Yeah, @ihsanzainal84, here’s the thing:
One HUGE limitation of Bubble is that we have no real access to objects (by which I mean JavaScript objects) created in the page. The only objects we have access to are Things. And a Thing can only be made to exist via interaction with the database.
So, even though a plugin could create an object – for example, something that sort of looks like a Thing (in that it might have all the fields of a Thing that you’ve defined in your app) – we have no way to publish that back up to Bubble as an object. A hacky workaround would be to build a plugin with a terrible interface that allows you to define the types and outputs of certain scalar or list fields that correspond to the fields of a Thing, but the interface there is terrible (and cannot support an arbitrary number of such fields).

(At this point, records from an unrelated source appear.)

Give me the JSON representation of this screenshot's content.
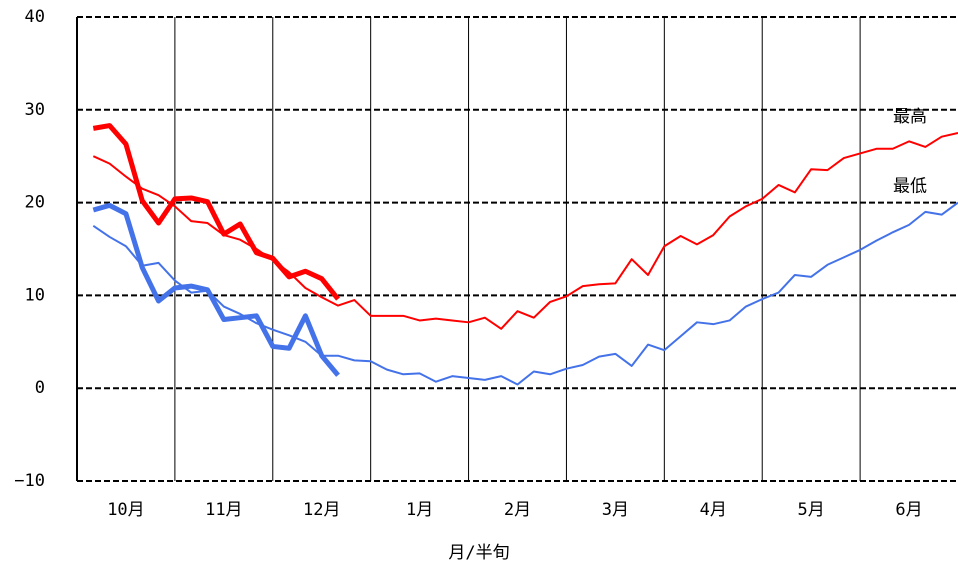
{
  "chart_data": {
    "type": "line",
    "x_label": "月/半旬",
    "xlim": [
      0,
      54
    ],
    "xticks": [
      {
        "value": 3,
        "label": "10月"
      },
      {
        "value": 9,
        "label": "11月"
      },
      {
        "value": 15,
        "label": "12月"
      },
      {
        "value": 21,
        "label": "1月"
      },
      {
        "value": 27,
        "label": "2月"
      },
      {
        "value": 33,
        "label": "3月"
      },
      {
        "value": 39,
        "label": "4月"
      },
      {
        "value": 45,
        "label": "5月"
      },
      {
        "value": 51,
        "label": "6月"
      }
    ],
    "xgrid_lines": [
      6,
      12,
      18,
      24,
      30,
      36,
      42,
      48
    ],
    "ylim": [
      -10,
      40
    ],
    "yticks": [
      {
        "value": -10,
        "label": "−10"
      },
      0,
      10,
      20,
      30,
      40
    ],
    "grid": true,
    "series": [
      {
        "name": "最高",
        "color": "#ff0000",
        "width": 2,
        "x": [
          1,
          2,
          3,
          4,
          5,
          6,
          7,
          8,
          9,
          10,
          11,
          12,
          13,
          14,
          15,
          16,
          17,
          18,
          19,
          20,
          21,
          22,
          23,
          24,
          25,
          26,
          27,
          28,
          29,
          30,
          31,
          32,
          33,
          34,
          35,
          36,
          37,
          38,
          39,
          40,
          41,
          42,
          43,
          44,
          45,
          46,
          47,
          48,
          49,
          50,
          51,
          52,
          53,
          54
        ],
        "values": [
          25,
          24.2,
          22.8,
          21.5,
          20.8,
          19.6,
          18,
          17.8,
          16.5,
          16,
          15,
          13.8,
          12.5,
          10.8,
          9.8,
          8.9,
          9.5,
          7.8,
          7.8,
          7.8,
          7.3,
          7.5,
          7.3,
          7.1,
          7.6,
          6.4,
          8.3,
          7.6,
          9.3,
          9.9,
          11,
          11.2,
          11.3,
          13.9,
          12.2,
          15.3,
          16.4,
          15.5,
          16.5,
          18.5,
          19.6,
          20.4,
          21.9,
          21.1,
          23.6,
          23.5,
          24.8,
          25.3,
          25.8,
          25.8,
          26.6,
          26,
          27.1,
          27.5
        ]
      },
      {
        "name": "最低",
        "color": "#4472e8",
        "width": 2,
        "x": [
          1,
          2,
          3,
          4,
          5,
          6,
          7,
          8,
          9,
          10,
          11,
          12,
          13,
          14,
          15,
          16,
          17,
          18,
          19,
          20,
          21,
          22,
          23,
          24,
          25,
          26,
          27,
          28,
          29,
          30,
          31,
          32,
          33,
          34,
          35,
          36,
          37,
          38,
          39,
          40,
          41,
          42,
          43,
          44,
          45,
          46,
          47,
          48,
          49,
          50,
          51,
          52,
          53,
          54
        ],
        "values": [
          17.5,
          16.3,
          15.3,
          13.2,
          13.5,
          11.6,
          10.3,
          10.5,
          8.8,
          8,
          7,
          6.3,
          5.7,
          5,
          3.5,
          3.5,
          3,
          2.9,
          2,
          1.5,
          1.6,
          0.7,
          1.3,
          1.1,
          0.9,
          1.3,
          0.4,
          1.8,
          1.5,
          2.1,
          2.5,
          3.4,
          3.7,
          2.4,
          4.7,
          4.1,
          5.6,
          7.1,
          6.9,
          7.3,
          8.8,
          9.6,
          10.3,
          12.2,
          12,
          13.3,
          14.1,
          14.9,
          15.9,
          16.8,
          17.6,
          19,
          18.7,
          20
        ]
      },
      {
        "color": "#ff0000",
        "width": 5,
        "x": [
          1,
          2,
          3,
          4,
          5,
          6,
          7,
          8,
          9,
          10,
          11,
          12,
          13,
          14,
          15,
          16
        ],
        "values": [
          28,
          28.3,
          26.3,
          20.2,
          17.8,
          20.4,
          20.5,
          20.1,
          16.6,
          17.7,
          14.6,
          14,
          12,
          12.6,
          11.8,
          9.6
        ]
      },
      {
        "color": "#4472e8",
        "width": 5,
        "x": [
          1,
          2,
          3,
          4,
          5,
          6,
          7,
          8,
          9,
          10,
          11,
          12,
          13,
          14,
          15,
          16
        ],
        "values": [
          19.2,
          19.7,
          18.8,
          13,
          9.4,
          10.8,
          11,
          10.6,
          7.4,
          7.6,
          7.8,
          4.5,
          4.3,
          7.8,
          3.5,
          1.4
        ]
      }
    ]
  }
}
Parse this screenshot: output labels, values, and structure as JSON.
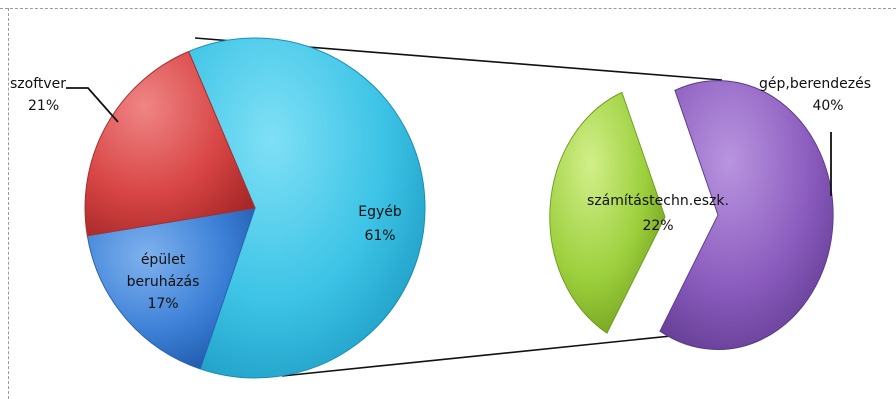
{
  "chart_data": {
    "type": "pie",
    "subtype": "bar-of-pie (pie of pie)",
    "main_pie": {
      "slices": [
        {
          "label": "Egyéb",
          "value": 61,
          "value_label": "61%",
          "color": "#3cc3e6"
        },
        {
          "label": "épület beruházás",
          "label_lines": [
            "épület",
            "beruházás"
          ],
          "value": 17,
          "value_label": "17%",
          "color": "#3b7fd6"
        },
        {
          "label": "szoftver",
          "value": 21,
          "value_label": "21%",
          "color": "#d84545"
        }
      ]
    },
    "secondary_pie": {
      "exploded": true,
      "slices": [
        {
          "label": "gép,berendezés",
          "value": 40,
          "value_label": "40%",
          "color": "#8a5bbd"
        },
        {
          "label": "számítástechn.eszk.",
          "value": 22,
          "value_label": "22%",
          "color": "#9ccf3c"
        }
      ]
    }
  }
}
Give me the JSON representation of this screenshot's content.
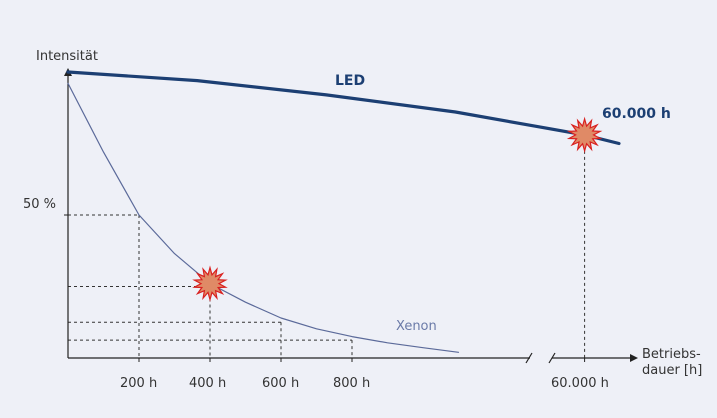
{
  "chart_data": {
    "type": "line",
    "title": "",
    "ylabel": "Intensität",
    "xlabel_lines": [
      "Betriebs-",
      "dauer [h]"
    ],
    "x_tick_labels": [
      "200 h",
      "400 h",
      "600 h",
      "800 h",
      "60.000 h"
    ],
    "y_tick_labels": [
      "50 %"
    ],
    "axis_break": true,
    "grid": false,
    "colors": {
      "background": "#eef0f7",
      "led": "#1c3f73",
      "xenon": "#5b6a9a",
      "burst_fill": "#e08a66",
      "burst_stroke": "#d9201f",
      "axis": "#222222",
      "guide": "#333333"
    },
    "series": [
      {
        "name": "LED",
        "color": "#1c3f73",
        "points": [
          [
            0,
            100
          ],
          [
            15000,
            97
          ],
          [
            30000,
            92
          ],
          [
            45000,
            86
          ],
          [
            60000,
            78
          ],
          [
            64000,
            75
          ]
        ]
      },
      {
        "name": "Xenon",
        "color": "#5b6a9a",
        "points": [
          [
            0,
            96
          ],
          [
            100,
            72
          ],
          [
            200,
            50
          ],
          [
            300,
            36.5
          ],
          [
            400,
            26
          ],
          [
            500,
            19.5
          ],
          [
            600,
            14
          ],
          [
            700,
            10.2
          ],
          [
            800,
            7.5
          ],
          [
            900,
            5.3
          ],
          [
            1000,
            3.6
          ],
          [
            1100,
            2
          ]
        ]
      }
    ],
    "annotations": [
      {
        "label": "60.000 h",
        "series": "LED",
        "x": 60000,
        "y": 78,
        "marker": "burst"
      },
      {
        "label": "",
        "series": "Xenon",
        "x": 400,
        "y": 26,
        "marker": "burst"
      }
    ],
    "guide_lines": [
      {
        "x": 200,
        "y": 50
      },
      {
        "x": 400,
        "y": 25
      },
      {
        "x": 600,
        "y": 12.5
      },
      {
        "x": 800,
        "y": 6.25
      }
    ]
  }
}
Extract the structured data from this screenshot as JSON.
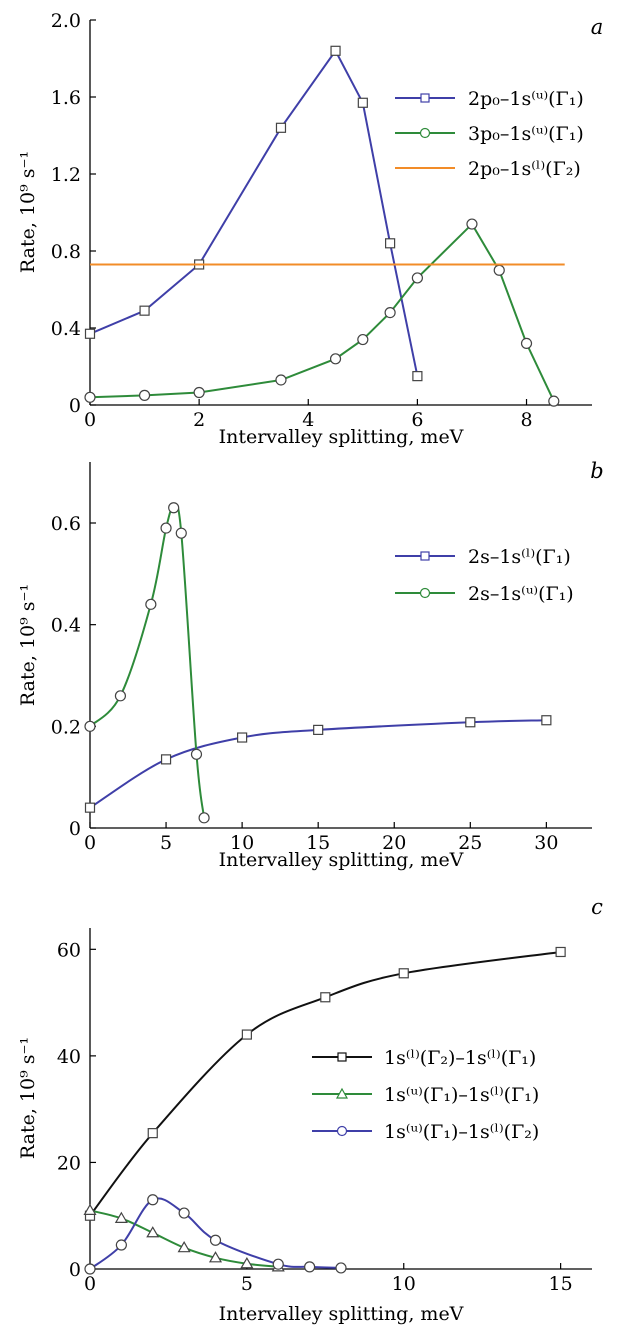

(Additionally, plugins cannot directly create new Things, nor make changes to existing Things. This can only be done by the Bubble programmer using the Create New and Make Changes to a Thing Actions.)
Now: Of course you can define an object as JSON (that’s just a string) and you can save such a string in local/session/indexdb storage using Floppy by specifying the key type as text. And then, when read back you could process it using the techniques that you (and @providers ) already seem to understand.
So, I don’t see much advantage to trying to do things that way. Let’s say you ideally wanted to store an object in storage that has a string field, a number field and an array of dates. (This is just an arbitrary example.) Let’s say this object represents a calendar or something.
Well, rather than making this hard, just store these items independently as different keys of the appropriate types: a Floppy for the string field, a Floppy for the number field, and a Floppy for the list of date type. If you want to make it “feel” like working with objects you could give the key names names like calendar.name, calendar.number, and calendar.dates.
If you’re using IndexedDB as your storage, you can make this even more object-like, because IndexedDB allows you to name a database and then name a unique data store.
So what you might do is have those 3 Floppy’s set up like:
- Three Floppys set to IndexedDB using database name “myapp” and datastore name “calendar”, but each writes to a different key in calendar by specifying one to use key “name” (a text), key “number” a number, and “dates” a list of dates.
- Now, that “calendar” datastore is basically like your own private localStorage, but conceptually its just for holding the fields that correspond to your “calendar” object.
- Now as you manipulate those 3 keys, you are basically just reading and writing the individual fields of calendar.
If you don’t need to do any of the fancy list manipulation / math / iteration stuff in Floppy, you can instead use the Floppy Storage (in later versions, renamed Floppy Reader – there’s just no good name for that thing) element to access all of those keys from a single Floppy Storage element.
Once I do some video show and tell about IndexedDB this will become more clear if I haven’t made it clear already.